Yumruk, Riya ve Faşizm

Etiketler: , , ,

Değişim diye bir şey var ya hani; kuyruklu yalan. Değişim diye bir şey yoktur: döngü vardır. Bu kadar da büyük büyük konuşuyorum evet. Değişim dediğimiz şey döngülerin içindeki ayrıntılardan ibarettir sadece. O ayrıntılar da kişilerdir, mekanlardır vs.

Şiddeti Orta Asya'dan bu yana seviyoruz da, siyasete karşı kullanılan şiddeti Mesut Yılmaz'ın Budapeşte'de yediği yumruktan bu yana unutmaya başlamıştık. Ama döngü değişimi yine alt etti ve yumruk yıllar sonra bu kez önce eski DTP başkanı Ahmet Türk'ün, ardından da Enerji Bakanı Taner Yıldız'ın burnunda patladı. Bu kadarla bitmedi, döngü yine başgösterdi ve o zamanlar Mesut Yılmaz'a "oh olsun" diyen cühela zihniyeti bu kez de aynı "oh olsun"u Ahmet Türk ve Taner Yıldız'a karşı kullandı (Bu oh olsun diyenler arasında eski bir bakan olduğunu da minik bir anekdot olarak belirteyim). Tabi araya ufaktan değişim sosları serpiştirildi, cühela zihniyet biraz da faşizmle süslenerek kendisini bizlere servis etti.


Bu blogda çok fazla siyaset konuşmayacağım (ilk yazımın konusunun siyaset olması beni de endişelendirmedi değil), konuşsam da herhangi bir kişi veya parti odaklı siyaset yapmayacağım. Beni bilenler siyasi görüşümü az çok bilirler zaten. Ancak yazdığım tüm yazılarda olacağı gibi siyaset konuştuğumda da hakkaniyeti gözeteceğim. "Tarafsızlık, objektiflik" kavramları bana artık birer safsata gibi geliyor. İsmail Kılıçarslan'ın da dediği gibi, "Objektif fotoğraf makinesinin bir parçasıdır, o kadar." Belki çok klişe, etkisiz bir söz olacak ama, elimden geldiğince hakkaniyetli davranıp, tarafsız değil, hakkın tarafında olmaya çalışacağım.


Şimdi burada ne Ahmet Türk'ü, ne de Taner Yıldız'ı savunacağım. Ancak yumruğun muhatabı ve yumruğu atan kim olursa olsun ortada kabul edilemez bir şiddet unsuru var. Fikirlerini meşru ortamlarda belirtemeyen faşist ve cühela zihniyetin son çaresi olan şiddet unsuru. Bunu savunmak, düşüncesizce "oh olsun" demek faşizmin doruk noktasıdır.

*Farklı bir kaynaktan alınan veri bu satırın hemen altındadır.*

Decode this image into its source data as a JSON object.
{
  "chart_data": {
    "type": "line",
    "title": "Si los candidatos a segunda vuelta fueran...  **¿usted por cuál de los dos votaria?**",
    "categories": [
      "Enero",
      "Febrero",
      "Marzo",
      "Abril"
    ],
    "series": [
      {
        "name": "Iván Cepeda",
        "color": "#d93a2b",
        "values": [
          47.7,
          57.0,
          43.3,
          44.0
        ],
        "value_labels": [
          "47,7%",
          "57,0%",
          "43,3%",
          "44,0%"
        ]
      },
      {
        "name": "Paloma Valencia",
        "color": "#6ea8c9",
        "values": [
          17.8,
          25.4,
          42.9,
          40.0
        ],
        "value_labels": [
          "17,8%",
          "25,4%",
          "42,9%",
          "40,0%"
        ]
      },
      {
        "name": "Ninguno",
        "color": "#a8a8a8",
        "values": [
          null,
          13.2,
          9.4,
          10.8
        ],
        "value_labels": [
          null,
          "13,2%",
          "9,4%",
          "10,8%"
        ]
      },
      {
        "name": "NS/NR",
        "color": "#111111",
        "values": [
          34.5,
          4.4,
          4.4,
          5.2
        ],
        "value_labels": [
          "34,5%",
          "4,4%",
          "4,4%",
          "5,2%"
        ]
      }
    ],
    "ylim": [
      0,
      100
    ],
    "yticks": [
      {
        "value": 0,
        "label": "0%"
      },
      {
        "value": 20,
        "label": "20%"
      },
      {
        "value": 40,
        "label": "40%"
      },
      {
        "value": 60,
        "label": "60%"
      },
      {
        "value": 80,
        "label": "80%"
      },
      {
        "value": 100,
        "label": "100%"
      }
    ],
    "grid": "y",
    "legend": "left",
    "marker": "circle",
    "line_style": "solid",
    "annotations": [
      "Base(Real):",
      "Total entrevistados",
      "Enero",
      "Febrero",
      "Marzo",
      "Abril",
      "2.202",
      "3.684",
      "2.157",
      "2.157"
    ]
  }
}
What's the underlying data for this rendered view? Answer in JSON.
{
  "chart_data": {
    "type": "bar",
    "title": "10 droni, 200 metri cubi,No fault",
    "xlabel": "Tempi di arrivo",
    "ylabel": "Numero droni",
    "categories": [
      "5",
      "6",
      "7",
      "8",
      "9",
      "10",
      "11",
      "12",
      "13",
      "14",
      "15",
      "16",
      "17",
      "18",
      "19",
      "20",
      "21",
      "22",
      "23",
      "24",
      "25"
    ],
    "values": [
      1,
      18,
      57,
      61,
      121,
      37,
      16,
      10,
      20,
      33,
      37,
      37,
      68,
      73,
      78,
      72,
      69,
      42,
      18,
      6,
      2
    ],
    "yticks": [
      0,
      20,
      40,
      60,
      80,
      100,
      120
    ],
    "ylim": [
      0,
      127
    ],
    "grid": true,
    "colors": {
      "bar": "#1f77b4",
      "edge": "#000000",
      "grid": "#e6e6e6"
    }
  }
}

En çok da şunu merak ediyorum: Bugün Türk'e ve Yıldız'a atılan yumruk yarın Deniz Baykal'a, Devlet Bahçeli'ye, Kemal Kılıçdaroğlu'na, Onur Öymen'e atılsa sessizliklerini mi koruyacaklar, yoksa çıkıp "bu yumruk cumhuriyete, laikliğe atılmıştır" diyerek evlerine bayrak asarak, cumhuriyet mitingleri düzenleyerek seslerini mi duyuracaklar? Her ne kadar riyakarlıklarını bilip sonuçları tahmin etsem de bunu gerçekten merak ediyorum. Ancak merakımın giderilmesi için elbette ki kimsenin yumruk yemesini istemiyorum. Elhamdülillah faşist değilim.

Comment (1)

bu atılan yumruklar habersizce atılmıyor. hepsi provakasyon amaçlı. 1 kişide çıksın tayyip erdoğana yumruk atsın. imkansız. atamaz. çünkü tek amaçları "bak işte biz kürt sorununu çözmeye çalışıyoruz ama kürt liderine yumruk atılıyor. aynı yumruk bizede geldi, pis ergenekoncular." mesajını verebilmek. bunun içinde kendi içlerinden kurban olarak Taner Yıldız'ı seçmişler. şiddetin hiçbir zaman savunulacak tarafı yok ama bu yumruğun kimden geldiğini iyi çözmek gerek.